En tout cas, la CEDEAO ne semble pas avoir fait une bonne lecture de la situation au Niger en exigeant la réinstallation de Bazoum dans ses fonctions de chef de l'Etat puisque cette exigence provoque davantage le courroux d'une partie des Nigériens. Peut-être aurait-elle dû tout simplement réclamer un retour rapide à l'ordre constitutionnel avec un civil à la tête de l'Etat. Et brochant sur le tout, elle est allée très loin en lançant un ultimatum aux putschistes tout en sachant que le pari était fort risqué.

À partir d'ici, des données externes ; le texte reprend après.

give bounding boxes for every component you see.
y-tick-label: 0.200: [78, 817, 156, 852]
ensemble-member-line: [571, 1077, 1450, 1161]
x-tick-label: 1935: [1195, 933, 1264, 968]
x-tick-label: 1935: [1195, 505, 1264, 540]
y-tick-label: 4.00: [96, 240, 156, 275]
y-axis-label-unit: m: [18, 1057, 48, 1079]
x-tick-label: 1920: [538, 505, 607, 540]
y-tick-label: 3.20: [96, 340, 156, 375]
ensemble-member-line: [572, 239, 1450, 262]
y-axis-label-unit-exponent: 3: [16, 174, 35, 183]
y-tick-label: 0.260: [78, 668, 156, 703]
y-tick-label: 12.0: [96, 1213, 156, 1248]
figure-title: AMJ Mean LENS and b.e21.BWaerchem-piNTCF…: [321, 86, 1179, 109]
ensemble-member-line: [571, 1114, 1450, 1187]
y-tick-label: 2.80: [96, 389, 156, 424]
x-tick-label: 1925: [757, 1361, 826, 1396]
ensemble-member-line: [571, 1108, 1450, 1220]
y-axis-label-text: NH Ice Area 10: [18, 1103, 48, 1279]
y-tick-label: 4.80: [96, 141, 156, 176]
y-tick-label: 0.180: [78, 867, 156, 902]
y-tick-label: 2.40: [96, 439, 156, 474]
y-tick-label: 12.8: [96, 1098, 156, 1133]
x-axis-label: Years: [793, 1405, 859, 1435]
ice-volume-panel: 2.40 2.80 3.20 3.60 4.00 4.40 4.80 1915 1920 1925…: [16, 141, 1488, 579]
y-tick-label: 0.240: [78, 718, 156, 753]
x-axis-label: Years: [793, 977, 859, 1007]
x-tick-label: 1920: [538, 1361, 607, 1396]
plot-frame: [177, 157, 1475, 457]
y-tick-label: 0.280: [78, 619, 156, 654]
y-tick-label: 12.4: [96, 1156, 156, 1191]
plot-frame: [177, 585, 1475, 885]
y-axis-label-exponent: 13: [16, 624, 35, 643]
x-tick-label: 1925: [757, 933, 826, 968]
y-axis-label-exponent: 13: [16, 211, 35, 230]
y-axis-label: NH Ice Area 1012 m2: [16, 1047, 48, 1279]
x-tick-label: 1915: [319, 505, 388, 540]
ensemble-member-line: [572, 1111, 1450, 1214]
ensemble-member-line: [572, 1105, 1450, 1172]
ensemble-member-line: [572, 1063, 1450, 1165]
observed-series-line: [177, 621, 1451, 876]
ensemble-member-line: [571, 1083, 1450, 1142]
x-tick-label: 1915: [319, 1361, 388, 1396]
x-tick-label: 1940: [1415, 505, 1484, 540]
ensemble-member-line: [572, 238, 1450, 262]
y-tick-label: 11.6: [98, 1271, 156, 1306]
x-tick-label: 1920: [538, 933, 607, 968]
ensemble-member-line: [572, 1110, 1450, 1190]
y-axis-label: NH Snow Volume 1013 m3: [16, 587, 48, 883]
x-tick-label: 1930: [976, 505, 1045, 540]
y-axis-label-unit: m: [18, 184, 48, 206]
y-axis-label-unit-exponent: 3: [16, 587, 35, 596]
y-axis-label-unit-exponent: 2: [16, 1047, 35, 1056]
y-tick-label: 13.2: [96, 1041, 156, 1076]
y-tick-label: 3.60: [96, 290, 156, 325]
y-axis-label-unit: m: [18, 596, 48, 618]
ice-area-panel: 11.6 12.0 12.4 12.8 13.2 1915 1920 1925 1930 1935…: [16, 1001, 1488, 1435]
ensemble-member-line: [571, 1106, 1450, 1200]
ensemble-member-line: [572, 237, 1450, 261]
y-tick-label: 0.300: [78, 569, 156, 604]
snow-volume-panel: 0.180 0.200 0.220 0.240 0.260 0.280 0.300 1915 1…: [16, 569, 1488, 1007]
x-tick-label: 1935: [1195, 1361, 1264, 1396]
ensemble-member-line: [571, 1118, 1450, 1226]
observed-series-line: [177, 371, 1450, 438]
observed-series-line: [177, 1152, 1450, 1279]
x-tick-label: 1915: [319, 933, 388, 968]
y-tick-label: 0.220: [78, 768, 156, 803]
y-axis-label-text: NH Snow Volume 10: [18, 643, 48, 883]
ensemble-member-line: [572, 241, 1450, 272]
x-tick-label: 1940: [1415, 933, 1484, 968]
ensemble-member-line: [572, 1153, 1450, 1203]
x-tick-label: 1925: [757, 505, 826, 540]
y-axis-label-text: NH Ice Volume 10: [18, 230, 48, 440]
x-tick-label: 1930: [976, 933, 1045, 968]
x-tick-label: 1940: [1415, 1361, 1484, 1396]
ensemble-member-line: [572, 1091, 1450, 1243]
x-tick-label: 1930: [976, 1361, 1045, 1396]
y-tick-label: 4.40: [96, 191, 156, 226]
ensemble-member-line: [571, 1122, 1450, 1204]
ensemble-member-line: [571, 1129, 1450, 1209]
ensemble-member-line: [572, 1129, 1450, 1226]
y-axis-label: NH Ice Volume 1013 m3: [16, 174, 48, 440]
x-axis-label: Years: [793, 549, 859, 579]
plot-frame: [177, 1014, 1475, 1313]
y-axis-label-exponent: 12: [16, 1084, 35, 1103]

Il urge qu'une solution soit trouvée à la crise nigérienne

En tout cas, à l'allure où vont les choses, tout porte à croire que le président Bola Tinubu que l'on sait très à cheval sur les principes de la démocratie, finira par manger... sa chéchia qu'il arbore fièrement. Car, s'il ne réussit pas à faire plier les putschistes de Niamey, il boira le calice de l'humiliation jusqu'à la lie. D'autant que l'histoire pourrait retenir que c'est sous son magistère que s'est effondrée à jamais l'autorité de la CEDEAO qui court ainsi le risque de mourir de sa belle mort. Comment va-t-il s'y prendre pour ne pas perdre la face et pour ne pas en arriver là ? Bien malin qui pourrait répondre à cette question surtout que par ses décisions, elle a réussi, sans le vouloir, à rendre sympathique la junte nigérienne. Il urge qu'une solution soit trouvée à la crise nigérienne. Car pendant que les uns et les autres se disputent le pouvoir à Niamey, les groupes armés terroristes, eux, ne font que gagner du terrain.